FedEx took delivery of a 777F (37731) from Boeing [FAT 004879]. The new aircraft was flown from Paine Field (PAE) to the FedEx World Hub in Memphis (MEM).
SF Airlines took redelivery of a 767-300BCF (28979, ex-TUI Airways), following conversion to freighter configuration by Boeing at its authorized conversion center in Taipei (TPE) [FAT 004880].
Cargo Aircraft Management took redelivery of a 767-300BDSF (26912) following its conversion to freighter configuration with Bedek [FAT 004881]. This is the second of three ex-Air New Zealand 767s acquired by CAM since 2018 – the first (26915) was redelivered by Bedek in December 2018, and the third (26913) is in storage at Wilmington Airpark (ILN).

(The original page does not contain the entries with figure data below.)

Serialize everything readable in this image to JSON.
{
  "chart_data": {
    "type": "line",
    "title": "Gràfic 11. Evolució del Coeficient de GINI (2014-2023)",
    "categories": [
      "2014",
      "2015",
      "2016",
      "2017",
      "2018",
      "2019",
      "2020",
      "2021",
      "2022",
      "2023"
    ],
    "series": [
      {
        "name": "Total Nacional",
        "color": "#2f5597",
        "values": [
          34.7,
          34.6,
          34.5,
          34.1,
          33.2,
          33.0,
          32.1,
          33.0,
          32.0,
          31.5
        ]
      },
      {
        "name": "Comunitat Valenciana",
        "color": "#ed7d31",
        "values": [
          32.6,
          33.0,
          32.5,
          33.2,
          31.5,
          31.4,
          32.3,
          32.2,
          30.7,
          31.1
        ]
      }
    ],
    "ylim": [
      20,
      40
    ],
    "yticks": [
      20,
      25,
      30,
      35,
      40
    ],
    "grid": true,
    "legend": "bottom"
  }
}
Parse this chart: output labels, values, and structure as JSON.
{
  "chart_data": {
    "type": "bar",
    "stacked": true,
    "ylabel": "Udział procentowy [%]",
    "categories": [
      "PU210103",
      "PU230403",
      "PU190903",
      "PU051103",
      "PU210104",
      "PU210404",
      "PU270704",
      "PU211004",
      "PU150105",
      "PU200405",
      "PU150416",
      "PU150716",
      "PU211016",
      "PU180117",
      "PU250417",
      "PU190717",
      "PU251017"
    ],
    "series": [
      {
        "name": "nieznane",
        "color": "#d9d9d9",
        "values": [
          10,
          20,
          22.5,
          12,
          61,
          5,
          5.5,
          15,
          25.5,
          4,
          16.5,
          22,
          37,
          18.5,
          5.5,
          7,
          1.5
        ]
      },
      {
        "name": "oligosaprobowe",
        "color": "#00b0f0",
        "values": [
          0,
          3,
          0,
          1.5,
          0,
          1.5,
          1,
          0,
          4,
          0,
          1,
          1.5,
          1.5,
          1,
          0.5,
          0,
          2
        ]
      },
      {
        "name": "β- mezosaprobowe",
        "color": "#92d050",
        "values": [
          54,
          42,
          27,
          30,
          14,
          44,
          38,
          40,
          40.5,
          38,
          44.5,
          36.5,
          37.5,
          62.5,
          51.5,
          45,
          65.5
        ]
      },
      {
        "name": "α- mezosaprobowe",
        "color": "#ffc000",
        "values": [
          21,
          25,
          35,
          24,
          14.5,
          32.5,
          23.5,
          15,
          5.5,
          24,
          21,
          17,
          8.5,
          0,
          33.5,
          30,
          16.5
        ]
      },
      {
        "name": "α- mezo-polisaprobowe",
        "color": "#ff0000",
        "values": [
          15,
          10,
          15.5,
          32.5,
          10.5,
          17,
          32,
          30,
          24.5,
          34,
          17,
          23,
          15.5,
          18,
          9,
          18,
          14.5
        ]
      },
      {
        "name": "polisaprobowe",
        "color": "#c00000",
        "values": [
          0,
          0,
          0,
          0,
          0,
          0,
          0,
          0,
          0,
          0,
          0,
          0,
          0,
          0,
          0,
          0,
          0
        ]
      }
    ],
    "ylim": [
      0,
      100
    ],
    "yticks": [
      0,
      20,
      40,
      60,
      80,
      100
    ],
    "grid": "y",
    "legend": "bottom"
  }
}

Cargo Facts expects the third unit will also eventually make its way to a Bedek MRO facility.
Cargo Aircraft Management acquired a 767-300 (24983, ex-Delta) and ferried it from Wilmington (ILN) to Shannon (SNN) ahead of expected conversion to freighter conversion [FAT 004882].
CargoLogic Germany acquired a 737-400F (27673, ex-NewGen Airways) on lease from Vx Capital Partners. Following conversion to freighter configuration by AEI at the KF Aerospace facility in Kelowna (YLW), the aircraft was ferried to Leipzig (LEJ) [FAT 004883].